Labor day celebration
Workers in all industries keep the economic wheels turning, provide for themselves and their families, and ensure goods and services get to the people who need them. Use your vote to support them.
September is here, along with the U.S.’s annual celebration of the contributions of organized labor. Labor Day means camping, picnics, county fairs, and harvest feasts to many; its roots are in the movement to make working conditions more humane for all.
Labor unions are easy to bash, but the work of millions of ordinary people to organize workers gave us forty-hour work weeks, child labor laws, paid vacation, and worker safety regulations, among other benefits we tend to take for granted.
When union membership is high, the middle class does well. The narratives about spoiled and inefficient union workers are mostly fantasies designed to strip power from workers. Last summer we witnessed historic gains for workers in the auto industry, due to the strength of their organization.

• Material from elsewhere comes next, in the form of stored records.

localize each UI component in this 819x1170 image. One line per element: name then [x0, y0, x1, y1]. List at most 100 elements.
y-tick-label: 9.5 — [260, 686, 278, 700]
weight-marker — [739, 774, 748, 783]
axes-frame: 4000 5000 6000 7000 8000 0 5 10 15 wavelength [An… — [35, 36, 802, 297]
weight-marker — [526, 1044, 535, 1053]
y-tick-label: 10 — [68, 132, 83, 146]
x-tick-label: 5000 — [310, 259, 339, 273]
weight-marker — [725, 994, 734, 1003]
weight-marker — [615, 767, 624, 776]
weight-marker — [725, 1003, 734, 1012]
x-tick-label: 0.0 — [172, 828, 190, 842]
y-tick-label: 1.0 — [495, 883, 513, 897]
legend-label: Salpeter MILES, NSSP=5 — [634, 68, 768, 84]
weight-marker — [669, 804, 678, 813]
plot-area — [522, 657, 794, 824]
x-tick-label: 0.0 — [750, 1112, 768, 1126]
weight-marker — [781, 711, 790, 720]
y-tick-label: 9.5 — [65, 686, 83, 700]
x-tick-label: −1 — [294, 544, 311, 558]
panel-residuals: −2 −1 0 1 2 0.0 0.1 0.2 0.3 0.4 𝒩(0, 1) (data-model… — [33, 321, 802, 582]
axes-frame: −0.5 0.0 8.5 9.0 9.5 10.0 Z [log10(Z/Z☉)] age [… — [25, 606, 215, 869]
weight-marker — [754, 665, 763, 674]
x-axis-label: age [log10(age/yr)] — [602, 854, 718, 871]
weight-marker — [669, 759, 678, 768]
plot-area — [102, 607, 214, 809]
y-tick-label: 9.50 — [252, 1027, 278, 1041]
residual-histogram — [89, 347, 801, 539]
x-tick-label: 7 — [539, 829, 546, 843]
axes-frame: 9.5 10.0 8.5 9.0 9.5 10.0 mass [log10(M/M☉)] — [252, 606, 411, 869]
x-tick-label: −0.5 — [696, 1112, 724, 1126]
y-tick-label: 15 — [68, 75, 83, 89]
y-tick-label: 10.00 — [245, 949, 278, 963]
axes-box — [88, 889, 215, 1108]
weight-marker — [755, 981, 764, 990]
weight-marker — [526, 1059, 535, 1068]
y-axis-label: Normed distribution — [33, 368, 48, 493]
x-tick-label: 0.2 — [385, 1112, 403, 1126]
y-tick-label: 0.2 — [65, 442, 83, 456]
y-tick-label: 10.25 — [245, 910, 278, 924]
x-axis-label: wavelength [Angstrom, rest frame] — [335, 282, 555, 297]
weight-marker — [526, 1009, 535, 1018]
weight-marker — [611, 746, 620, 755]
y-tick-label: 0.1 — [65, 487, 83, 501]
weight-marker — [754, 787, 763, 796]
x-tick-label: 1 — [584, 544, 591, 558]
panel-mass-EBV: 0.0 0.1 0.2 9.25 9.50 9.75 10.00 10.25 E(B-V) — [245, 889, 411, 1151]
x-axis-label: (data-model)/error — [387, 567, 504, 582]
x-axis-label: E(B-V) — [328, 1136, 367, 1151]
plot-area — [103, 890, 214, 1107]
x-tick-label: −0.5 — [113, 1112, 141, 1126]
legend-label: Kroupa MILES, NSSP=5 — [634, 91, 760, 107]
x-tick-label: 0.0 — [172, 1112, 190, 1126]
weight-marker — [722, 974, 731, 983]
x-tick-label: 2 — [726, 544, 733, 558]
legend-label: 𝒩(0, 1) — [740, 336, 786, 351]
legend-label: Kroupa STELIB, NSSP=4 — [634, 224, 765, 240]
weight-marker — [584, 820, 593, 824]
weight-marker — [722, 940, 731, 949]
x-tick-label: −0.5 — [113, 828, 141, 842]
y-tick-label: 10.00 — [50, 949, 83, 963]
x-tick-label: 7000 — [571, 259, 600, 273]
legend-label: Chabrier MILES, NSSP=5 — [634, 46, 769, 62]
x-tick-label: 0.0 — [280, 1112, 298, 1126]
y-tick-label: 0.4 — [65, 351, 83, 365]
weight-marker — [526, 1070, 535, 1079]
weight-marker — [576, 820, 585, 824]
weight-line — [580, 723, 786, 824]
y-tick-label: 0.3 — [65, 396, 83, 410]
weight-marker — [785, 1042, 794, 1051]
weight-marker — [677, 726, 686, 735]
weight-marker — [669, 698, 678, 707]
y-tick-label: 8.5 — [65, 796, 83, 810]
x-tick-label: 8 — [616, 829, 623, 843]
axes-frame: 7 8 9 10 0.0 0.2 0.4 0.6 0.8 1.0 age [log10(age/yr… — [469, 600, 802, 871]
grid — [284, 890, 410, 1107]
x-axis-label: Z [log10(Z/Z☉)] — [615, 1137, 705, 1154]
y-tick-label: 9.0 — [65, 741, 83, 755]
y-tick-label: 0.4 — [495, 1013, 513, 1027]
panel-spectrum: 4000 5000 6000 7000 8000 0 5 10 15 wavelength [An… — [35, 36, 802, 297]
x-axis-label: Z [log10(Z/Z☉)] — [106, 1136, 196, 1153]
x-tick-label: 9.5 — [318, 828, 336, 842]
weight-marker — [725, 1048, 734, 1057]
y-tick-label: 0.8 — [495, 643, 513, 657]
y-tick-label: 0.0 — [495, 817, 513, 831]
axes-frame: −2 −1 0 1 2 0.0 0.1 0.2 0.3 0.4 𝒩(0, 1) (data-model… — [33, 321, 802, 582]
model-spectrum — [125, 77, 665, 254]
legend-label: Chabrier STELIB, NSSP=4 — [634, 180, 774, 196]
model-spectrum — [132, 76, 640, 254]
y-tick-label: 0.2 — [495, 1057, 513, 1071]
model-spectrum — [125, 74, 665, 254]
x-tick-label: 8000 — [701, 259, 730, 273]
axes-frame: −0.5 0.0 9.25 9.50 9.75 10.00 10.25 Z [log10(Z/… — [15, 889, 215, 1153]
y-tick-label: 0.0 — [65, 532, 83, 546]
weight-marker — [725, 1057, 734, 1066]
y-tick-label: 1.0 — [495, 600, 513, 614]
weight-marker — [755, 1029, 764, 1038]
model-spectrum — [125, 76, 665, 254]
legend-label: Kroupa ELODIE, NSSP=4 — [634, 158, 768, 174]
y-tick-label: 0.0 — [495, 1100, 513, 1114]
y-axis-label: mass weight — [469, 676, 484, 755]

This Labor Day falls almost exactly two months - sixty-four days - before the national election. Take some time this weekend to review the actual records of the candidates on their support for working folks - not their rhetoric, but their records.
Workers in all industries keep the economic wheels turning, provide for themselves and their families, and ensure goods and services get to the people who need them. Use your vote to support them.
One other thing caught my attention this week. When Vice President Harris was asked about her opponent’s attacks on her identity, she dismissed them with a laugh and comment: “same old tired playbook.” Instead of engaging with this despicable diversion, she called it what it is - a gambit to trigger outrage - and moved on.
Good on her.
Thank you for your work and company along this journey. Let’s do this together.